A austeridade é, de acordo com Francisco Louçã, “a jaula que organiza a destruição da capacidade de resposta do trabalho e que impõe à sociedade em geral o pagamento de uma renda, que é a vantagem social do capital”.
É neste contexto de neoliberalismo agressivo, autoritário, que surgem os populismos de direita ou extrema direita, com Trump, Bolsonaro, Salvini ou com a emergência de partidos como o Vox em Espanha ou o Chega em Portugal
Como a globalização neoliberal que teve início nos anos 80, com o programa de privatizações, imposição da precarização, destruição do Estado Social, contenção dos salários, não produziu uma acumulação muito intensa, “passou a uma fase mais agressiva”, com o “neoliberalismo conjugado com o autoritarismo”, explicou o ex coordenador do Bloco.
“E é neste contexto de neoliberalismo agressivo, autoritário,” que têm vindo a surgir “os populismos de direita e extrema direita, com Trump, Bolsonaro, Salvini ou com a emergência de partidos como o Vox em Espanha ou o Chega em Portugal”, apontou.

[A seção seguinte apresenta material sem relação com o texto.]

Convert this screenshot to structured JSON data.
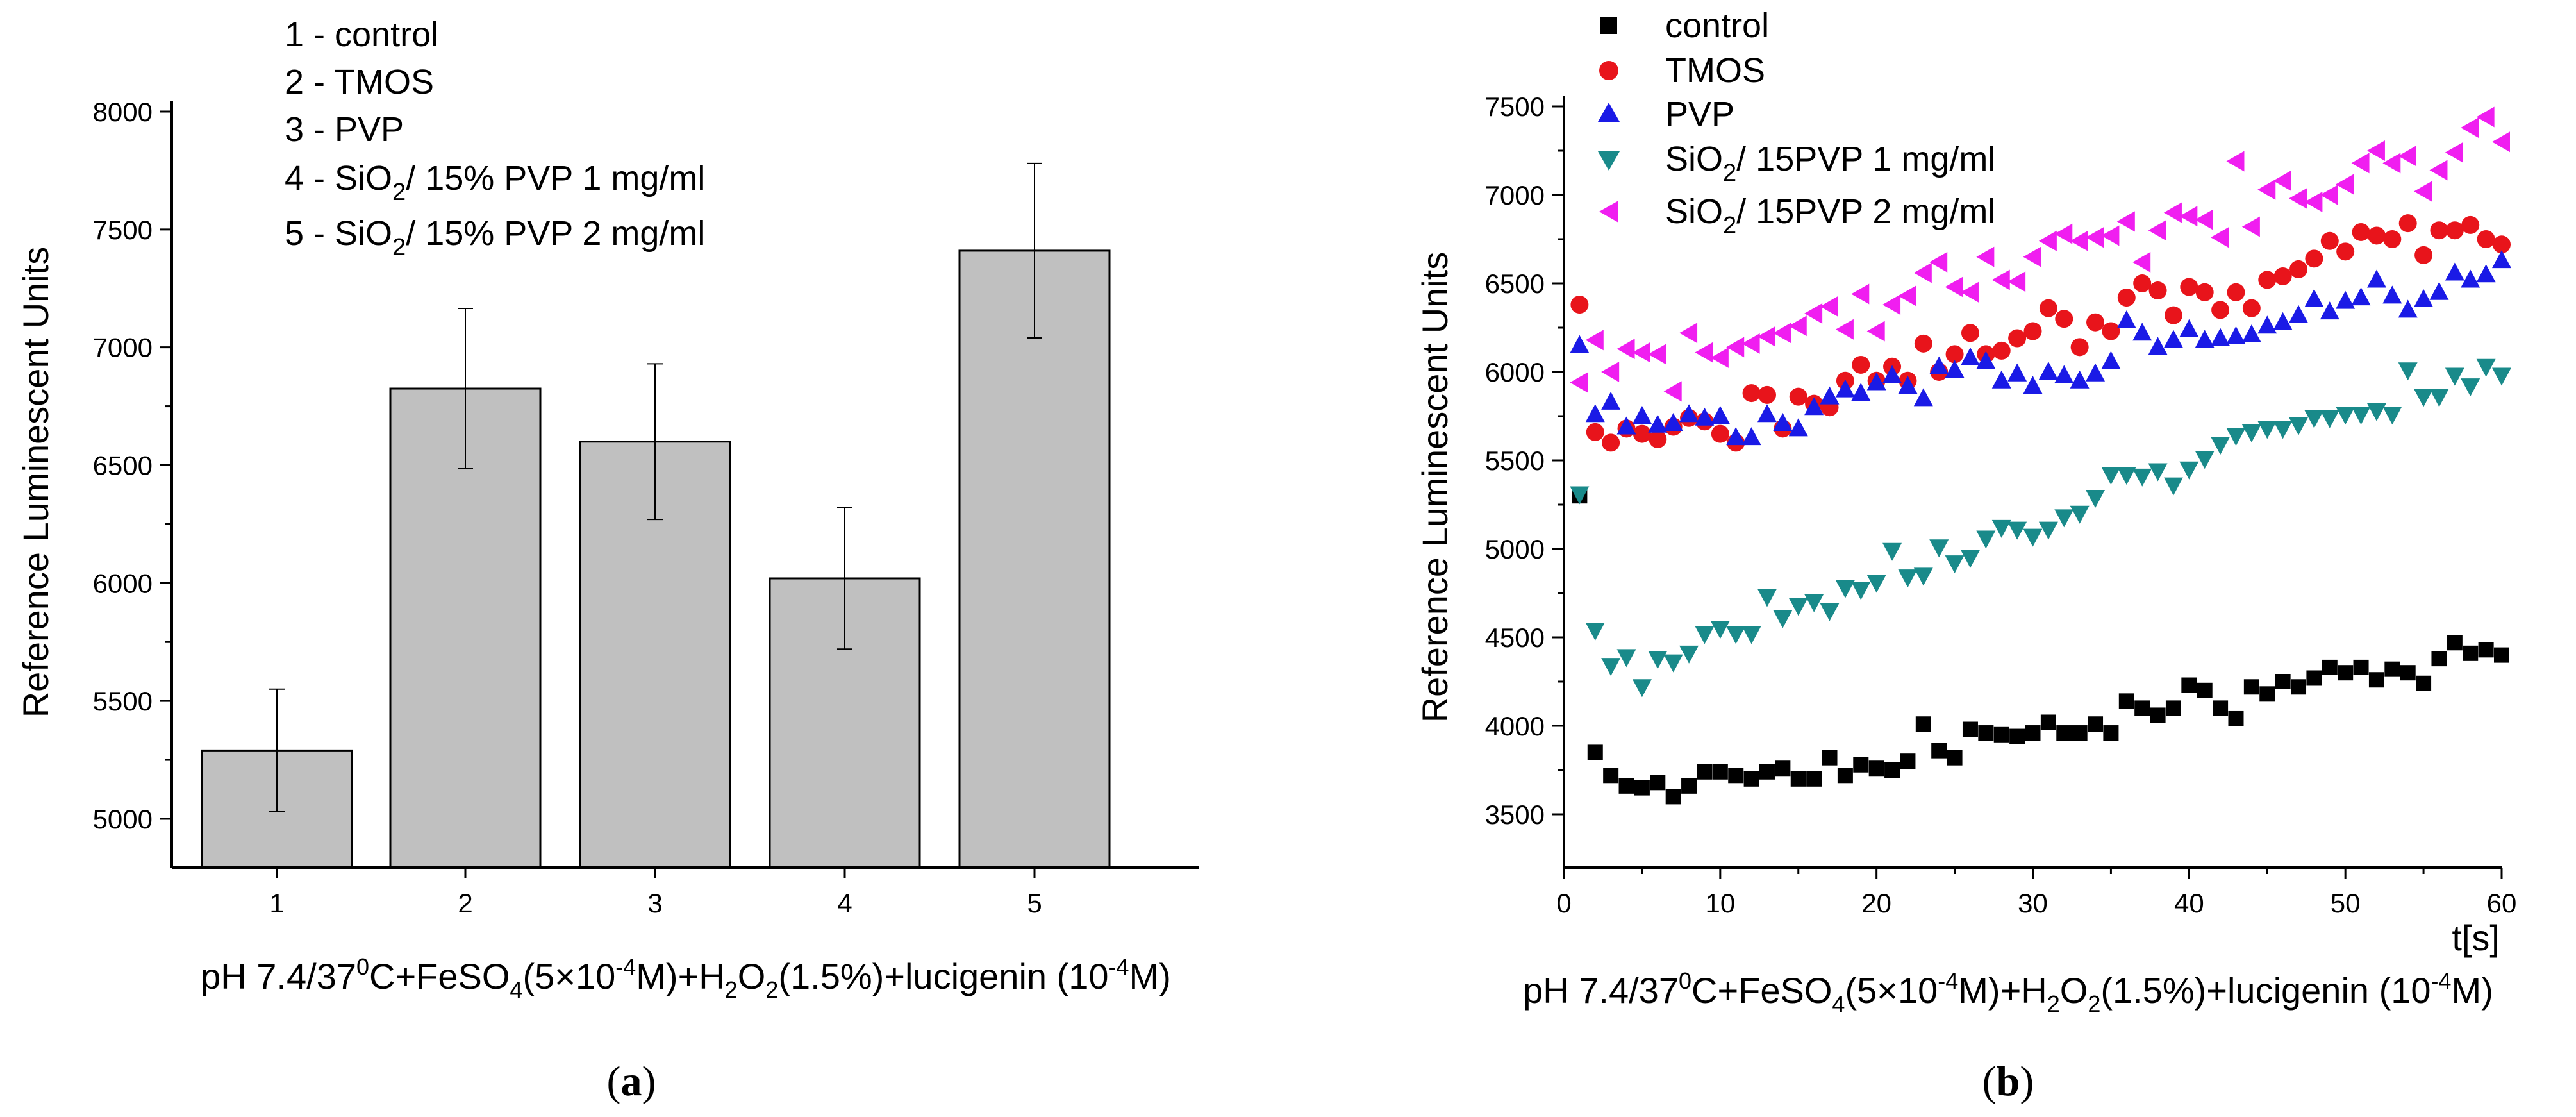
{
  "chart_data": [
    {
      "type": "bar",
      "panel_label": "a",
      "ylabel": "Reference Luminescent Units",
      "xlabel": {
        "pre": "pH 7.4/37",
        "sup1": "0",
        "mid1": "C+FeSO",
        "sub1": "4",
        "mid2": "(5×10",
        "sup2": "-4",
        "mid3": "M)+H",
        "sub2": "2",
        "mid4": "O",
        "sub3": "2",
        "mid5": "(1.5%)+lucigenin (10",
        "sup3": "-4",
        "post": "M)"
      },
      "ylim": [
        4800,
        8000
      ],
      "yticks": [
        "5000",
        "5500",
        "6000",
        "6500",
        "7000",
        "7500",
        "8000"
      ],
      "categories": [
        "1",
        "2",
        "3",
        "4",
        "5"
      ],
      "values": [
        5290,
        6825,
        6600,
        6020,
        7410
      ],
      "errors": [
        260,
        340,
        330,
        300,
        370
      ],
      "bar_color": "#c0c0c0",
      "legend": [
        {
          "pre": "1 - control",
          "sub": "",
          "post": ""
        },
        {
          "pre": "2 - TMOS",
          "sub": "",
          "post": ""
        },
        {
          "pre": "3 - PVP",
          "sub": "",
          "post": ""
        },
        {
          "pre": "4 - SiO",
          "sub": "2",
          "post": "/ 15% PVP 1 mg/ml"
        },
        {
          "pre": "5 - SiO",
          "sub": "2",
          "post": "/ 15% PVP 2 mg/ml"
        }
      ]
    },
    {
      "type": "scatter",
      "panel_label": "b",
      "ylabel": "Reference Luminescent Units",
      "xlabel_unit": "t[s]",
      "xlabel": {
        "pre": "pH 7.4/37",
        "sup1": "0",
        "mid1": "C+FeSO",
        "sub1": "4",
        "mid2": "(5×10",
        "sup2": "-4",
        "mid3": "M)+H",
        "sub2": "2",
        "mid4": "O",
        "sub3": "2",
        "mid5": "(1.5%)+lucigenin (10",
        "sup3": "-4",
        "post": "M)"
      },
      "xlim": [
        0,
        60
      ],
      "ylim": [
        3250,
        7600
      ],
      "xticks": [
        "0",
        "10",
        "20",
        "30",
        "40",
        "50",
        "60"
      ],
      "yticks": [
        "3500",
        "4000",
        "4500",
        "5000",
        "5500",
        "6000",
        "6500",
        "7000",
        "7500"
      ],
      "series": [
        {
          "name": "control",
          "name_pre": "control",
          "name_sub": "",
          "name_post": "",
          "marker": "square",
          "color": "#000000",
          "x": [
            1,
            2,
            3,
            4,
            5,
            6,
            7,
            8,
            9,
            10,
            11,
            12,
            13,
            14,
            15,
            16,
            17,
            18,
            19,
            20,
            21,
            22,
            23,
            24,
            25,
            26,
            27,
            28,
            29,
            30,
            31,
            32,
            33,
            34,
            35,
            36,
            37,
            38,
            39,
            40,
            41,
            42,
            43,
            44,
            45,
            46,
            47,
            48,
            49,
            50,
            51,
            52,
            53,
            54,
            55,
            56,
            57,
            58,
            59,
            60
          ],
          "values": [
            5300,
            3850,
            3720,
            3660,
            3650,
            3680,
            3600,
            3660,
            3740,
            3740,
            3720,
            3700,
            3740,
            3760,
            3700,
            3700,
            3820,
            3720,
            3780,
            3760,
            3750,
            3800,
            4010,
            3860,
            3820,
            3980,
            3960,
            3950,
            3940,
            3960,
            4020,
            3960,
            3960,
            4010,
            3960,
            4140,
            4100,
            4060,
            4100,
            4230,
            4200,
            4100,
            4040,
            4220,
            4180,
            4250,
            4220,
            4270,
            4330,
            4300,
            4330,
            4260,
            4320,
            4300,
            4240,
            4380,
            4470,
            4410,
            4430,
            4400
          ]
        },
        {
          "name": "TMOS",
          "name_pre": "TMOS",
          "name_sub": "",
          "name_post": "",
          "marker": "circle",
          "color": "#e8141b",
          "x": [
            1,
            2,
            3,
            4,
            5,
            6,
            7,
            8,
            9,
            10,
            11,
            12,
            13,
            14,
            15,
            16,
            17,
            18,
            19,
            20,
            21,
            22,
            23,
            24,
            25,
            26,
            27,
            28,
            29,
            30,
            31,
            32,
            33,
            34,
            35,
            36,
            37,
            38,
            39,
            40,
            41,
            42,
            43,
            44,
            45,
            46,
            47,
            48,
            49,
            50,
            51,
            52,
            53,
            54,
            55,
            56,
            57,
            58,
            59,
            60
          ],
          "values": [
            6380,
            5660,
            5600,
            5680,
            5650,
            5620,
            5690,
            5740,
            5720,
            5650,
            5600,
            5880,
            5870,
            5680,
            5860,
            5820,
            5800,
            5950,
            6040,
            5950,
            6030,
            5950,
            6160,
            6000,
            6100,
            6220,
            6100,
            6120,
            6190,
            6230,
            6360,
            6300,
            6140,
            6280,
            6230,
            6420,
            6500,
            6460,
            6320,
            6480,
            6450,
            6350,
            6450,
            6360,
            6520,
            6540,
            6580,
            6640,
            6740,
            6680,
            6790,
            6770,
            6750,
            6840,
            6660,
            6800,
            6800,
            6830,
            6750,
            6720
          ]
        },
        {
          "name": "PVP",
          "name_pre": "PVP",
          "name_sub": "",
          "name_post": "",
          "marker": "triangle-up",
          "color": "#1a1ae6",
          "x": [
            1,
            2,
            3,
            4,
            5,
            6,
            7,
            8,
            9,
            10,
            11,
            12,
            13,
            14,
            15,
            16,
            17,
            18,
            19,
            20,
            21,
            22,
            23,
            24,
            25,
            26,
            27,
            28,
            29,
            30,
            31,
            32,
            33,
            34,
            35,
            36,
            37,
            38,
            39,
            40,
            41,
            42,
            43,
            44,
            45,
            46,
            47,
            48,
            49,
            50,
            51,
            52,
            53,
            54,
            55,
            56,
            57,
            58,
            59,
            60
          ],
          "values": [
            6150,
            5760,
            5830,
            5690,
            5750,
            5700,
            5710,
            5760,
            5740,
            5750,
            5630,
            5630,
            5760,
            5710,
            5680,
            5800,
            5860,
            5900,
            5880,
            5940,
            5980,
            5920,
            5850,
            6030,
            6010,
            6080,
            6060,
            5950,
            5990,
            5920,
            6000,
            5980,
            5950,
            5990,
            6060,
            6290,
            6220,
            6140,
            6180,
            6240,
            6180,
            6190,
            6200,
            6210,
            6260,
            6280,
            6320,
            6410,
            6340,
            6400,
            6420,
            6520,
            6430,
            6350,
            6410,
            6450,
            6560,
            6520,
            6550,
            6630
          ]
        },
        {
          "name": "SiO2/ 15PVP 1 mg/ml",
          "name_pre": "SiO",
          "name_sub": "2",
          "name_post": "/ 15PVP 1 mg/ml",
          "marker": "triangle-down",
          "color": "#198a8a",
          "x": [
            1,
            2,
            3,
            4,
            5,
            6,
            7,
            8,
            9,
            10,
            11,
            12,
            13,
            14,
            15,
            16,
            17,
            18,
            19,
            20,
            21,
            22,
            23,
            24,
            25,
            26,
            27,
            28,
            29,
            30,
            31,
            32,
            33,
            34,
            35,
            36,
            37,
            38,
            39,
            40,
            41,
            42,
            43,
            44,
            45,
            46,
            47,
            48,
            49,
            50,
            51,
            52,
            53,
            54,
            55,
            56,
            57,
            58,
            59,
            60
          ],
          "values": [
            5310,
            4540,
            4340,
            4390,
            4220,
            4380,
            4360,
            4410,
            4520,
            4550,
            4520,
            4520,
            4730,
            4610,
            4680,
            4700,
            4650,
            4780,
            4770,
            4810,
            4990,
            4840,
            4850,
            5010,
            4920,
            4950,
            5060,
            5120,
            5110,
            5070,
            5110,
            5180,
            5200,
            5290,
            5420,
            5420,
            5410,
            5440,
            5360,
            5450,
            5510,
            5590,
            5640,
            5660,
            5680,
            5680,
            5700,
            5740,
            5740,
            5760,
            5760,
            5780,
            5760,
            6010,
            5860,
            5860,
            5980,
            5920,
            6030,
            5980
          ]
        },
        {
          "name": "SiO2/ 15PVP 2 mg/ml",
          "name_pre": "SiO",
          "name_sub": "2",
          "name_post": "/ 15PVP 2 mg/ml",
          "marker": "triangle-left",
          "color": "#f01ef0",
          "x": [
            1,
            2,
            3,
            4,
            5,
            6,
            7,
            8,
            9,
            10,
            11,
            12,
            13,
            14,
            15,
            16,
            17,
            18,
            19,
            20,
            21,
            22,
            23,
            24,
            25,
            26,
            27,
            28,
            29,
            30,
            31,
            32,
            33,
            34,
            35,
            36,
            37,
            38,
            39,
            40,
            41,
            42,
            43,
            44,
            45,
            46,
            47,
            48,
            49,
            50,
            51,
            52,
            53,
            54,
            55,
            56,
            57,
            58,
            59,
            60
          ],
          "values": [
            5940,
            6180,
            6000,
            6130,
            6110,
            6100,
            5890,
            6220,
            6110,
            6080,
            6140,
            6160,
            6200,
            6220,
            6260,
            6330,
            6370,
            6240,
            6440,
            6230,
            6380,
            6430,
            6560,
            6620,
            6480,
            6450,
            6650,
            6520,
            6510,
            6650,
            6740,
            6780,
            6740,
            6760,
            6770,
            6850,
            6620,
            6800,
            6900,
            6880,
            6860,
            6760,
            7190,
            6820,
            7030,
            7080,
            6980,
            6960,
            7000,
            7060,
            7180,
            7250,
            7180,
            7220,
            7020,
            7140,
            7240,
            7380,
            7440,
            7300
          ]
        }
      ]
    }
  ]
}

“Este é o contexto que nós estamos a viver”, continuou, enfatizando que, por essa razão, “o combate à austeridade procura constituir uma força social que defende os salários e os direitos para combater o predomínio do capital”. “Isto traduz-se em muitas políticas que o Bloco tem defendido”, apontou, afirmando que é trazendo para a vida das pessoas respostas concreta às suas necessidades que se faz a política e o combate à austeridade.
“É uma hipocrisia falar de países frugais"
Mariana Esteves falou sobre as consequências da crise no emprego para as gerações mais novas, com as estimativas da OCDE a apontarem para uma taxa de desemprego de 17% caso se registe uma segunda vaga de covid-19.
A jovem economista recordou que as principais vítimas da crise pandémica são os trabalhadores precários, muitos deles já atingidos pela crise da troika. Por outro lado, para quem sai agora da universidade, as perspetivas de futuro dependem de uma mudança nas políticas adotadas até aqui, e de quebrar com o círculo vicioso das medidas de austeridade, pelo que “o grande desafio desta nova geração” é exigir uma mudança de rumo.
Mariana Esteves fez ainda referência às consequências da perda de receita fiscal para países como Portugal, considerando ser uma hipocrisia falar de países frugais, quando sabemos que a Holanda tira receitas de impostos aos outros países.